The World Health Organization (WHO) announced that the theme for this year’s TB Day is “It’s Time”.

“…the spotlight this year is on urgently accelerating the TB response to save lives and end suffering, building on high level commitments by Heads of State at the 2018 UN High-Level Meeting on TB,” according to the WHO statement.

March 24th is the anniversary of the day in 1882 that Robert Koch, MD, announced the discovery of Mycobacterium tuberculosis, which causes TB. It had previously been believed by many that TB was inherited rather than being an infectious disease.

The “It’s Time” theme highlights that now is the time to scale up access to prevention and treatment, to ensure sustainable resources are dedicated to TB research, and to ramp up an equitable global strategy to control an infectious disease that is responsible for immense social burdens.

The WHO listed TB among its urgent infectious disease challenges to address this decade, noting that TB, HIV, viral hepatitis, and malaria will lead to an estimated 4 million deaths in 2020.

“CDC [US Centers for Disease Control and Prevention] joins the global community to recognize World Tuberculosis (TB) Day—an important moment to unite in renewed commitment to ending TB, an airborne disease that knows no borders,” according to the CDC statement.

An article in the CDC’s Morbidity and Mortality Weekly Report presented a range of information on TB, from both the US and global health figures.

“In 2019, a provisional total of 8,920 TB cases were reported in the United States (incidence = 2.7 cases per 100,000 persons), a 1.1% decrease from the 9021 cases reported during 2018 and the lowest number of U.S. cases recorded since reporting began in 1953,” the authors wrote.

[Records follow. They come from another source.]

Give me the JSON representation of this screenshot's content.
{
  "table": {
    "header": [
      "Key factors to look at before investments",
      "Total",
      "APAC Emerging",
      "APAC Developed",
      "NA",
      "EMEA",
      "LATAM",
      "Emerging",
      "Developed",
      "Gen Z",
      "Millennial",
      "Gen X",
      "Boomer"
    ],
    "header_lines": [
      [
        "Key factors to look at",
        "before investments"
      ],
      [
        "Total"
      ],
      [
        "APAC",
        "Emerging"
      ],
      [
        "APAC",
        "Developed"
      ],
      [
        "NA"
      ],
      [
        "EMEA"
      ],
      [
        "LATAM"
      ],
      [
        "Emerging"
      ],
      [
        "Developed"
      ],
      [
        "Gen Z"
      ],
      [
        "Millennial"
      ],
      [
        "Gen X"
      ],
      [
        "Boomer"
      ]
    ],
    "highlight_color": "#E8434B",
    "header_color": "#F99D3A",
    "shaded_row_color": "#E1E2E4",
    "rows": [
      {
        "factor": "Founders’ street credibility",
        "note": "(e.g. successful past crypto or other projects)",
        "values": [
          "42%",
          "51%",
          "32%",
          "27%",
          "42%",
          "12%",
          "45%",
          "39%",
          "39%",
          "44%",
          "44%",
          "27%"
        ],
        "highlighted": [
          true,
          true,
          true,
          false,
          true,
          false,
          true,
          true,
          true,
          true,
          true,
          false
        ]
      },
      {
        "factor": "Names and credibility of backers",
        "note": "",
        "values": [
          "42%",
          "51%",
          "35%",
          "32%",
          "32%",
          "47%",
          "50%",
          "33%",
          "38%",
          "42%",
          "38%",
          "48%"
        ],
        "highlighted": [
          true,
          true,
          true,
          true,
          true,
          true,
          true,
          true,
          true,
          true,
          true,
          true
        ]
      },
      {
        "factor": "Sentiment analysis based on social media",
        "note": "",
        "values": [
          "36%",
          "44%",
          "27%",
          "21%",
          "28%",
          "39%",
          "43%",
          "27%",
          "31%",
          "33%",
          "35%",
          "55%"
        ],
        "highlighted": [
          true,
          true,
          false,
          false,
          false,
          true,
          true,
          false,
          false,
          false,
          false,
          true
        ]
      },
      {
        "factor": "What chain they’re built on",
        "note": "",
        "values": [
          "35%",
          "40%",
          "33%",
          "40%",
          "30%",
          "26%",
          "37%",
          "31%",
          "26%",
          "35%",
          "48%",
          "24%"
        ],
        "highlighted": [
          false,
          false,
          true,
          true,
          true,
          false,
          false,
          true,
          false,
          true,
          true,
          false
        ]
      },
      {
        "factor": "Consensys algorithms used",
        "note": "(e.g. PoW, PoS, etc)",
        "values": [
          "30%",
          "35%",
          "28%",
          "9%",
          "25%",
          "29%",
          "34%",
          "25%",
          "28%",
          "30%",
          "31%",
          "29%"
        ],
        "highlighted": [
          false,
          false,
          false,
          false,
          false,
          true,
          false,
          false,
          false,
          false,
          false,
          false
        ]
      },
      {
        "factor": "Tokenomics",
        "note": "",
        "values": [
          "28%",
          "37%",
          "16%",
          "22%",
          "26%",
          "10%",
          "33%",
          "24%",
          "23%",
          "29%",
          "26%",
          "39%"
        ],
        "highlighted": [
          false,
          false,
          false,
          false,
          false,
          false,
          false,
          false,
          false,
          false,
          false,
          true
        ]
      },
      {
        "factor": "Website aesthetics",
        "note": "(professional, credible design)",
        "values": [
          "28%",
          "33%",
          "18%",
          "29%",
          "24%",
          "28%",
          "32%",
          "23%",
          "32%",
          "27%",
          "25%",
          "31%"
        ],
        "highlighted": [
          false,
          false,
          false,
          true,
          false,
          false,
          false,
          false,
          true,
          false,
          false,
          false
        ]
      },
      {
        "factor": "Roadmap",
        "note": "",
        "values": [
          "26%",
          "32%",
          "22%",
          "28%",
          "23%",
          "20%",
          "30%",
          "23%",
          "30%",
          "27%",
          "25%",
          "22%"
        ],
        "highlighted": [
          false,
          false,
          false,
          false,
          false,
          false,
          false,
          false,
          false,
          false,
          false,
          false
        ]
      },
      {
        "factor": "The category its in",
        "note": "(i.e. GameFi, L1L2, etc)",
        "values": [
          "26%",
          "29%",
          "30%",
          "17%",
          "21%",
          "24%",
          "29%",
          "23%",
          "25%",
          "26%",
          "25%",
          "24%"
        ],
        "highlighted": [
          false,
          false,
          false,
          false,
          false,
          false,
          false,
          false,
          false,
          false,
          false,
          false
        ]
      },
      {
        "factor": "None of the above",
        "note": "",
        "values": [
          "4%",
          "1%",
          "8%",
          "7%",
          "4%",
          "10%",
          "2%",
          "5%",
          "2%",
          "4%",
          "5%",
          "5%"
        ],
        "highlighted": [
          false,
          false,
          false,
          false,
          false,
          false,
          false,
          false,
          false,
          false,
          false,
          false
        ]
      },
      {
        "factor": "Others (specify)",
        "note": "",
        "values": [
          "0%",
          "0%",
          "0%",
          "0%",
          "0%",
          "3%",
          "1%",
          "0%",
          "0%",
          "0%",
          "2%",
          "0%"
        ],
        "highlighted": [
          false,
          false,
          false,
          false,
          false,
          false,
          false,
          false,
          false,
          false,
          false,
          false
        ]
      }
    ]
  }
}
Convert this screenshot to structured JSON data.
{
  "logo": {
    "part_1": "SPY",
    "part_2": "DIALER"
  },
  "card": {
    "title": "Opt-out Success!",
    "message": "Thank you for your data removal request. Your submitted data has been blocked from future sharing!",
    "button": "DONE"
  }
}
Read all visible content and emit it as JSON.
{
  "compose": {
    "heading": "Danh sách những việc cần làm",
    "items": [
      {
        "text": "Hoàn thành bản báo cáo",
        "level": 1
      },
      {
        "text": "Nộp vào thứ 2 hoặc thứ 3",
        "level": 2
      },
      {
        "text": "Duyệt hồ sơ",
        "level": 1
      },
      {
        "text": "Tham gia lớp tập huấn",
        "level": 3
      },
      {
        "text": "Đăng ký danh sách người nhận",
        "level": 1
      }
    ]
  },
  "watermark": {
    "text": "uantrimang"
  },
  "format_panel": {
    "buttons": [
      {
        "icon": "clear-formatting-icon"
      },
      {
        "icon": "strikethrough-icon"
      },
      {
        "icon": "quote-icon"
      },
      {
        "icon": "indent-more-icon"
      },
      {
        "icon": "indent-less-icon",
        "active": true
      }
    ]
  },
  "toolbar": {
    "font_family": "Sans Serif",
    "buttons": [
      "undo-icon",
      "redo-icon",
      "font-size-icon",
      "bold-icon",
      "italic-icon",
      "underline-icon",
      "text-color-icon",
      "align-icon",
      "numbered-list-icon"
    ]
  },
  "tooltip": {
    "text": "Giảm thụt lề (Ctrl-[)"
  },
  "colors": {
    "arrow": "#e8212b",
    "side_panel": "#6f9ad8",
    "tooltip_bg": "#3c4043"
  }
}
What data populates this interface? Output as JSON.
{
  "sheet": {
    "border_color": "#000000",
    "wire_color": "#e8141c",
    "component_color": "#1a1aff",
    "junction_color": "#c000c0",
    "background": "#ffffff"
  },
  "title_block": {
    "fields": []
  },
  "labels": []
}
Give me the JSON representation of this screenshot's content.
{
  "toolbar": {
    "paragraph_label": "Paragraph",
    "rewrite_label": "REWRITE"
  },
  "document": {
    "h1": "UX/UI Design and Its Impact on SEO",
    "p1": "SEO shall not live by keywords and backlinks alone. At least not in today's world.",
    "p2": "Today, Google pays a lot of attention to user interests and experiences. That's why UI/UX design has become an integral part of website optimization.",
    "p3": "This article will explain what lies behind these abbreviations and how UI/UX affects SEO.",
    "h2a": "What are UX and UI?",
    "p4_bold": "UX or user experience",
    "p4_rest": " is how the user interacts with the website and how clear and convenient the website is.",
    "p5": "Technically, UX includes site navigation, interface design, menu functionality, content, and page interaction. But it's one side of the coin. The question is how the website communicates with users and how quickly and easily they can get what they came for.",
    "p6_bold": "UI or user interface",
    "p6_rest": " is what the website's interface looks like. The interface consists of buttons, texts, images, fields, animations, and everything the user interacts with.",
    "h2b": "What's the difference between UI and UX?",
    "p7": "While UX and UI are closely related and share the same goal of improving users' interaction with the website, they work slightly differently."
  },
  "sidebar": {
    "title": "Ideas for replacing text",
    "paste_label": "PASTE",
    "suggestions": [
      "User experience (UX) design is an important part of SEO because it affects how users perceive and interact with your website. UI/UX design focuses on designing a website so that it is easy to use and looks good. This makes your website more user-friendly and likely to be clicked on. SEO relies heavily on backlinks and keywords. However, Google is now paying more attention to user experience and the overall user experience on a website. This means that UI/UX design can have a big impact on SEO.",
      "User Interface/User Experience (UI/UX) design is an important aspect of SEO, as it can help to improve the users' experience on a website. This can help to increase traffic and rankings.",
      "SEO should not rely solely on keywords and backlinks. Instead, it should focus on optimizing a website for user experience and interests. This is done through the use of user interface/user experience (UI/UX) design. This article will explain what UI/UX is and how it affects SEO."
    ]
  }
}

The report also detailed that the 10 million cases and 1.5 million deaths from TB worldwide in 2018 represent 2% and 5% declines from 2017, respectively.

In addition, about 862,000 reported TB infections occurred in people living with HIV. In 2018, 1.8 million people living with HIV began TB preventative treatment, which is an 88% increase from 2017.

Past research has shown that in TB-endemic areas, community-wide screening regardless of symptoms may be helpful.